例えば襲撃は夜ばかりなのだから、フェンリークは夜行性だとみて昼間に強襲するなど…こんなものは新米の冒険者だって考え付く事だ。
しかし結果として誰一人日中にフェンリークを見つける事は出来なかった。
それはなぜか。
月狐のケイラがフェンリークの姿を隠していたからだとされている。
そして、アリクス王国の貴族家、ロナリア伯爵家に伝わる血統魔術とはまさにこのケイラにちなんだ惑乱の魔術であった。
アリクス王国の古くからの貴族家には血統魔術という固有の魔術が伝わっている。
基本的にはその貴族家に連なる者にしか使うことが出来ず、例えばコイフ家ならば己の五指を月魔狼の爪と見立てる月光爪と呼ばれる術が伝わっている。
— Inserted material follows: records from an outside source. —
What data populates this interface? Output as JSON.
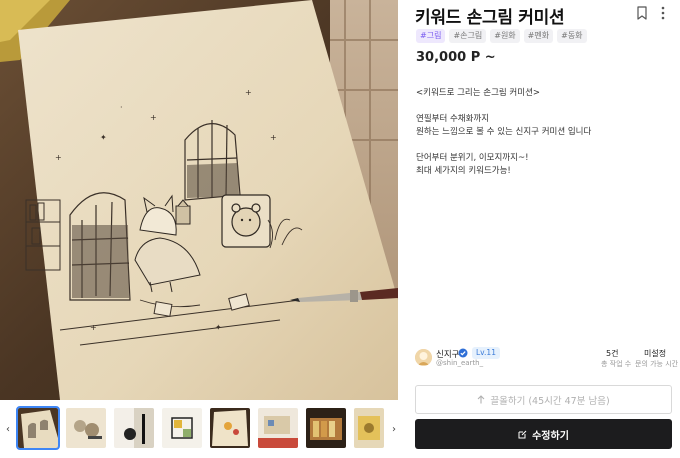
{
  "product": {
    "title": "키워드 손그림 커미션",
    "tags": [
      "#그림",
      "#손그림",
      "#원화",
      "#펜화",
      "#동화"
    ],
    "price": "30,000 P ~",
    "description": [
      "<키워드로 그리는 손그림 커미션>",
      "",
      "연필부터 수채화까지",
      "원하는 느낌으로 볼 수 있는 신지구 커미션 입니다",
      "",
      "단어부터 분위기, 이모지까지~!",
      "최대 세가지의 키워드가능!"
    ]
  },
  "seller": {
    "name": "신지구",
    "level": "Lv.11",
    "handle": "@shin_earth_"
  },
  "stats": [
    {
      "value": "5건",
      "label": "총 작업 수"
    },
    {
      "value": "미설정",
      "label": "문의 가능 시간"
    }
  ],
  "actions": {
    "pull": "끌올하기 (45시간 47분 남음)",
    "edit": "수정하기"
  },
  "gallery": {
    "thumbnail_count": 8,
    "selected_index": 0
  },
  "icons": {
    "bookmark": "bookmark-icon",
    "more": "more-vertical-icon",
    "prev": "chevron-left-icon",
    "next": "chevron-right-icon",
    "pull": "arrow-up-icon",
    "edit": "edit-icon",
    "verified": "verified-icon"
  },
  "colors": {
    "tag_primary_bg": "#eee8fd",
    "tag_primary_text": "#7a5cf0",
    "tag_bg": "#f1f1f4",
    "level_badge": "#3b7bd8",
    "edit_button": "#1c1c1e",
    "selected_thumb": "#3e86f5"
  }
}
この辺りがコイフ家が狼に例えられる理由の1つでもあった。
そしてロナリア家は狐へと例えられる。
その狐の元というのががこの月狐のケイラなのだ。
ロナリア家に伝わる血統魔術は双眼より発せられる“惑い火”であった。
この術が直接的に敵対者の肉体や精神を損なう事はない。
しかしある意味でそれ以上に悪辣な効果を持つ。
それこそが“これ”だ。
惑い火の光を見た者は現実世界に被せられた仮初の空間に囚われる。
その空間内部の様子は現実のそれに準じており、時の流れも現実のそれと同一だ。
だが、空間内には術者と術をかけられた者以外の存在は誰もいない。
あえて言うならば心象世界の顕現に似ているだろうか。
現実世界を自身の心象世界で塗りつぶす、高位の術者の切り札でよく見られる大魔術だ。
だが、そういった心象世界の顕現はその多くが術をかけられる者に致命的な損害を与えるものばかりだが、惑い火はそういう直接的な損害は無い。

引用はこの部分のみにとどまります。